Saturday, January 8th, 2011

radiumgirl: (chew your food)
 My brother and I hung out with Owen and his sister last night. We watched Inglorious Basterds which I really liked despite my general apathy towards Quentin Tarantino films. I commented on Brad Pitt looking hella-old and wondered if it was just the make up. Owen said it was probably a combination of the make up and the fact that Brad Pitt is pushing fifty.

"Brad Pitt is not pushing fifty." I said, "He's America's heartthrob."

"No." Owen corrected, "He was America's heartthrob. In 1998."

"You're a lying liar who lies." I said, and went back to watching Eli Roth scalp Nazis.

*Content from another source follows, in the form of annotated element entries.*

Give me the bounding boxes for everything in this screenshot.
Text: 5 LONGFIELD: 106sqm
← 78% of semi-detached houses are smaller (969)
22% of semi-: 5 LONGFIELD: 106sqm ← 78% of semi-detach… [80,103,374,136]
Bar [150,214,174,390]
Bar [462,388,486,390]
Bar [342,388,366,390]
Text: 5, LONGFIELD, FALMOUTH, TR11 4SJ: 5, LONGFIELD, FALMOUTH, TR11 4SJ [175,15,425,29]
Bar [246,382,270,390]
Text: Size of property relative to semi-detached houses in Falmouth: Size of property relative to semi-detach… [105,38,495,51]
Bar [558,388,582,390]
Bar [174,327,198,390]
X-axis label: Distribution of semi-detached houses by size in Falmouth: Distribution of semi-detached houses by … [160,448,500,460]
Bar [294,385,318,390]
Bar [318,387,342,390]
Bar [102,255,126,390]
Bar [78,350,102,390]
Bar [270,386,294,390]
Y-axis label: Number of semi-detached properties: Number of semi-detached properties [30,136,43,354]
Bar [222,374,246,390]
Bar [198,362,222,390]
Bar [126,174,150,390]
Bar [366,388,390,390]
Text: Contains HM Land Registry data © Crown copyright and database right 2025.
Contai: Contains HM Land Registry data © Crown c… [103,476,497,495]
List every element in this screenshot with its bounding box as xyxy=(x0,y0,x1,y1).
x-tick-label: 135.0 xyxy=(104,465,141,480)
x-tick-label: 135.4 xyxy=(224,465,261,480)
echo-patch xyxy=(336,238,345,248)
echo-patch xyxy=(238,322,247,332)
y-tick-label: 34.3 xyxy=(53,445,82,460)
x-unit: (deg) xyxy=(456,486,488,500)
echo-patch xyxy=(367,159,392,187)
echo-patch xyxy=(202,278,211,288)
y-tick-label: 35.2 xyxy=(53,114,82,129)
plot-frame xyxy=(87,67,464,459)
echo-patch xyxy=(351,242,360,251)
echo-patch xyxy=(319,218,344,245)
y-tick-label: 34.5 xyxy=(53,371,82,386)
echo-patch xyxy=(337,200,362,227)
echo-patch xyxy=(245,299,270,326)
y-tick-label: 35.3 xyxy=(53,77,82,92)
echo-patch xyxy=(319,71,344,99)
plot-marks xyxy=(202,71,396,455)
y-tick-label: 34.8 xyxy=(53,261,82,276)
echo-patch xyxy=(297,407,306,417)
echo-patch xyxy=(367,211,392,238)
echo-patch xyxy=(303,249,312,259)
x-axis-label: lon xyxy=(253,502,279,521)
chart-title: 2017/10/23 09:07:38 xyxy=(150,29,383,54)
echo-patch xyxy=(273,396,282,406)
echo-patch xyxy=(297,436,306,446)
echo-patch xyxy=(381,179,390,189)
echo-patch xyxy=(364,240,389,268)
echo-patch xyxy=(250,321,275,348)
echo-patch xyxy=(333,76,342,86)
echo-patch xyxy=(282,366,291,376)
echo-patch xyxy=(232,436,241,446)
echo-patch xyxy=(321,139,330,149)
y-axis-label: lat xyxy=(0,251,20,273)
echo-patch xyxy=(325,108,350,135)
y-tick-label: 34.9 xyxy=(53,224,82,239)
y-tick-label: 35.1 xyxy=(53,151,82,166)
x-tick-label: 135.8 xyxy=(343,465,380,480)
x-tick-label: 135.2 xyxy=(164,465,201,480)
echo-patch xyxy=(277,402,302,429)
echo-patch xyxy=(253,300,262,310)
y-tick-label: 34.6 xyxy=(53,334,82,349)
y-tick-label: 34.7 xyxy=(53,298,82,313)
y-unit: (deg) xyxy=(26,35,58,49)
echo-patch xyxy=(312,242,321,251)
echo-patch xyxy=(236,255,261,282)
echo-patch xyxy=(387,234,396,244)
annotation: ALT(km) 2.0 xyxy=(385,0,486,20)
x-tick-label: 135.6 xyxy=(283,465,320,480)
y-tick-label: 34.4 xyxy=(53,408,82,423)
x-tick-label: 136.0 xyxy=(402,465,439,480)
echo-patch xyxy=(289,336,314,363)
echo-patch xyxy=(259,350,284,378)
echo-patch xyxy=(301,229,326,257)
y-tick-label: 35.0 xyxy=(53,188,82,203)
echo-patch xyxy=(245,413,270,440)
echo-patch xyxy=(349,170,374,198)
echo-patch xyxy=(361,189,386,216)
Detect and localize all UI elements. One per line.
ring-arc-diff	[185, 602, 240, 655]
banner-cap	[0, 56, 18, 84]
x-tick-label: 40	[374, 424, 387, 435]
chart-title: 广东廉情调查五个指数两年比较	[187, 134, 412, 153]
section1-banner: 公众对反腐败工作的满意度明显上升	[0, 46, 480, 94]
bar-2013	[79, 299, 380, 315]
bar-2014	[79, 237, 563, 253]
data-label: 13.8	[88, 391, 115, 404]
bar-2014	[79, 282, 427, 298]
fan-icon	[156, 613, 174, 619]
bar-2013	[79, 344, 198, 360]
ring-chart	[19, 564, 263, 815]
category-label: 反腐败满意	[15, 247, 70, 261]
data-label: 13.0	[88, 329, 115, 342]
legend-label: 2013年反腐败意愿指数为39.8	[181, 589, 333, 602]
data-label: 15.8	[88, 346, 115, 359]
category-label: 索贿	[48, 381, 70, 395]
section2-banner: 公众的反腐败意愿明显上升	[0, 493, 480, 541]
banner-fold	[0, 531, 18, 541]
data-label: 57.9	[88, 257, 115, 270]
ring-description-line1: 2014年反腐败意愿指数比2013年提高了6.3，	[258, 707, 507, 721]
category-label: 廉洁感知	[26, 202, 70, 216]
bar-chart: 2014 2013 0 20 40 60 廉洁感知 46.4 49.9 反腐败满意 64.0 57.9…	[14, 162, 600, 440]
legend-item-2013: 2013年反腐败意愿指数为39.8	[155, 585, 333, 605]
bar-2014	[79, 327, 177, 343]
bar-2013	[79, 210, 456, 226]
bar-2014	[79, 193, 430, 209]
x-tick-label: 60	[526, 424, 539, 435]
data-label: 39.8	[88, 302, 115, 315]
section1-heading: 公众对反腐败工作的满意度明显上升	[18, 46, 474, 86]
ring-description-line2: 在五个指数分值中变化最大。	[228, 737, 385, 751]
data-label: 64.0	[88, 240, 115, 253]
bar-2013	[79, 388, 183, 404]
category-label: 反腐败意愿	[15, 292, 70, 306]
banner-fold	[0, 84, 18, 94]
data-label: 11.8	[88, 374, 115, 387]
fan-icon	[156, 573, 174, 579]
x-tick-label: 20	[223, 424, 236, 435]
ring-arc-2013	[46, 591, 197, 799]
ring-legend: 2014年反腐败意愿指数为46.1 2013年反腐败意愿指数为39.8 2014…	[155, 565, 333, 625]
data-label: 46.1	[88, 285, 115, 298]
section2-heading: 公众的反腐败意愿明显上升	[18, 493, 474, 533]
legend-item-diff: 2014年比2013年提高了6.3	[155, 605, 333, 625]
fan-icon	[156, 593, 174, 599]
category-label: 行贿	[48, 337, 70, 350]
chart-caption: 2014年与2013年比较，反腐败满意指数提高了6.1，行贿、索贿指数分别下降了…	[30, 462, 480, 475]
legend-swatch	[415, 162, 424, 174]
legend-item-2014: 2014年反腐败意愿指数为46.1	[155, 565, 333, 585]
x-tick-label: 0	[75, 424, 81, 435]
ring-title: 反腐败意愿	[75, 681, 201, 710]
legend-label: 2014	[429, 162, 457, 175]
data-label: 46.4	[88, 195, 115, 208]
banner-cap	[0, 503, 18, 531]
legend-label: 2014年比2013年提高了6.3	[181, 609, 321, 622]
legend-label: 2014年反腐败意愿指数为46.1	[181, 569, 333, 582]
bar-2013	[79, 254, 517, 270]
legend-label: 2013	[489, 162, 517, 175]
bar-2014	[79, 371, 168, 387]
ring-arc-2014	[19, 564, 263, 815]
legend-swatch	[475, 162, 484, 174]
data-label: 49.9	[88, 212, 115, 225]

My brother banged on my door this morning to wake me up because my alarm clock is deader than dead, and when I threw a pillow at him and called him a dickbomb, he kicked my mattress and said, "Oh. And I looked it up. Brad Pitt's forty-seven. That's pushing fifty."

And I wept.

I dragged ass into the shower and shut the door. Just as the water started heating up, Chuck banged on the door and sing-songed, "And Leonardo DiCaprio is almost forty!"

The rest of my shower was quick and quiet. I was drying my hair when Chuck poked his head in the door and motioned for me to turn off the hair-dryer.

"Brian was your favorite Backstreet Boy, right?"

Let the record show that Chuck is only two years younger than me, dammit.